His hand closed on my arm in a leisurely grip of steel, and I winced and looked up at him in surprise and protest.
"_Don't--spoil--things_," he said quietly. His level glance met mine with a metallic glint, and I saw in his features something terrible--a fleeting gleam like the far reflection of lightning across a thunder cloud.
"Smith!" I exclaimed.
"Don't raise your voice, old chap."
"N-no. But--can't you tell me just what you really are?"
"I'm really quite all right," he assured me, laughingly.
"I assumed that. But--are you here, also, to keep an eye on these kings?"
"Well, you know one can't help noticing them----"
"Damn! Answer me."
"I admit," he said, "that they interest me."
So _that_ was what brought Smith here, too! He must have known they were coming. He must have deliberately scraped acquaintance with me for this purpose.
"I thought," said I bitterly, "that you really liked me, Smith."
"I do, confound you!" he said. "If I didn't both like and trust you, do you think I'd have been so careless in concealing my identity?"

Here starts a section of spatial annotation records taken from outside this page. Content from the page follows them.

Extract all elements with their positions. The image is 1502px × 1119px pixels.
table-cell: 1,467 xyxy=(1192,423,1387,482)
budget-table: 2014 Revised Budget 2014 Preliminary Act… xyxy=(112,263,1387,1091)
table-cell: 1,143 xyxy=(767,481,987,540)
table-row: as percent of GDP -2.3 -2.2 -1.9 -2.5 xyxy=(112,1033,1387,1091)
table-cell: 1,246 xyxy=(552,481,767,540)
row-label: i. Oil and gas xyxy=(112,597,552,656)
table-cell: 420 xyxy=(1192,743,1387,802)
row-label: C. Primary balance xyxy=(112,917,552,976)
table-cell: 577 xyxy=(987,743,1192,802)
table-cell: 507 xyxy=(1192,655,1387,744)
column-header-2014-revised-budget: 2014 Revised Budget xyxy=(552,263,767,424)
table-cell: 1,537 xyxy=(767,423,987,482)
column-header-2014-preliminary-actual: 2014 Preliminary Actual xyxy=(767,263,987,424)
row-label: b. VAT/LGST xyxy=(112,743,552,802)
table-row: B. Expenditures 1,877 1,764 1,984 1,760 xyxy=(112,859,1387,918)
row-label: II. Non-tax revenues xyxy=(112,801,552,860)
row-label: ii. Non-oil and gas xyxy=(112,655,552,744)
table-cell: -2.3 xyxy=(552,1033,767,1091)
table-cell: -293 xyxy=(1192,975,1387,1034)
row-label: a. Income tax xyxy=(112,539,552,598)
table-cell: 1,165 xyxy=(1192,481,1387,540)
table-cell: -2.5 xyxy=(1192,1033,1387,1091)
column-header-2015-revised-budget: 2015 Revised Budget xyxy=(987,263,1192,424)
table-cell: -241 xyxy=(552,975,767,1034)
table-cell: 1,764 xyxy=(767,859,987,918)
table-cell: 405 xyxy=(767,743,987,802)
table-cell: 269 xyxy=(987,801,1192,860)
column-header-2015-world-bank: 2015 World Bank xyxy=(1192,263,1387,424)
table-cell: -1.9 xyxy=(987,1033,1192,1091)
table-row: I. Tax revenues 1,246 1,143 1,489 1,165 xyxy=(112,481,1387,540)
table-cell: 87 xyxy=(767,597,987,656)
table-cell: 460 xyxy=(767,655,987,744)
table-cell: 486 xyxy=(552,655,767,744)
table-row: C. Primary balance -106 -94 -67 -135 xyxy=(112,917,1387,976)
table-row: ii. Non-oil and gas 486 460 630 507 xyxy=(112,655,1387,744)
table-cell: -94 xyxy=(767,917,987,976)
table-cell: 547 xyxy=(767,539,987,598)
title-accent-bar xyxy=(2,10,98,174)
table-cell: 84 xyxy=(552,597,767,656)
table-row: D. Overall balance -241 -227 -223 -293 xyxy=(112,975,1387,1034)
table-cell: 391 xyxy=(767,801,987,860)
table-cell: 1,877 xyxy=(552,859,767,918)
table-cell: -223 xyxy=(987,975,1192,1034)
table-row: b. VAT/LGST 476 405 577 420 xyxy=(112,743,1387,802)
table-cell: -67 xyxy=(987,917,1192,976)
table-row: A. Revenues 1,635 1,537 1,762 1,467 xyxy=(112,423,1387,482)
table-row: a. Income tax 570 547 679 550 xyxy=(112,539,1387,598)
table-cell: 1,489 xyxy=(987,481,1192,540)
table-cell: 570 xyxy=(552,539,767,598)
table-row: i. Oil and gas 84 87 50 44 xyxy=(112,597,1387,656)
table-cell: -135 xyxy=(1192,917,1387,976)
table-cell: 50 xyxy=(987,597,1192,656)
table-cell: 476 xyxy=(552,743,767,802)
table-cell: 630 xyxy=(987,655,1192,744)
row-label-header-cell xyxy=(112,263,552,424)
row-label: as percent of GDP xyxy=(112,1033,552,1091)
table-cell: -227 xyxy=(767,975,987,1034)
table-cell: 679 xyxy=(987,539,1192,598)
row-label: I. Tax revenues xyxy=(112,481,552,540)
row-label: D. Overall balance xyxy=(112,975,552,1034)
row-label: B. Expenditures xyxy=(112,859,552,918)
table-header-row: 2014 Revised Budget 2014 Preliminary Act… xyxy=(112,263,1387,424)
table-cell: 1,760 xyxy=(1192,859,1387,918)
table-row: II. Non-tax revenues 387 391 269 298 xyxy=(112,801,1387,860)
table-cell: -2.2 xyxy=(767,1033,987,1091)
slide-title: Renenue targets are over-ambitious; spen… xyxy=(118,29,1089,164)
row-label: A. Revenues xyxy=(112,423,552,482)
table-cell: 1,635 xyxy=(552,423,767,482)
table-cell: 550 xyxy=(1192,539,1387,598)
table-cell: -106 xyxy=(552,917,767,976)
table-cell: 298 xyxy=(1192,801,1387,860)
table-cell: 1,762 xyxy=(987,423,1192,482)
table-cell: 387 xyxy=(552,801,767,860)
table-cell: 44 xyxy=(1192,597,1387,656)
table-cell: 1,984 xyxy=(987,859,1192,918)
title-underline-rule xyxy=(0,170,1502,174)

Both Thusis and Clelia had said the same thing to me.
"Smith?"
"What?"
"Did you know Thusis and Clelia before you met them here?"
"No."
"Do you know why they're here?"
"I can guess."
"Do you know who they really are?"
"No," he said honestly, "I don't. And I can not seem to find out. All I know is that their purpose in coming here does conflict with mine----"
The pretty fanfare of a postilion's horn cut him short.
"There," said I, "comes the rest of the precious bunch!"
"'Hail, hail,'" said he gravely, "'the gang's all here!'"
And we got up and went to the window to inspect the arriving diligence.
*XIII*
*IN THE RAIN*
That afternoon I fled the house. This new invasion of my privacy had quite upset me. Bulgarian and Greek royalty had been difficult enough to endure, but this new wagon-load of huns and near-huns proved too much for me.
If there were any privacy at all to be had it seemed that I must seek it in the woods. And thither I fled under an umbrella, a book under one arm, a fishing rod under the other, and my pockets full of smoking material.
For I preferred to sit on the wet moss in the rain, and read and smoke and fish under my ancient green gamp--even if the seat of my trousers did become soaking wet--rather than listen to the gobbling gabble of those Teutons and witness their bad manners and their unpleasant personal habits.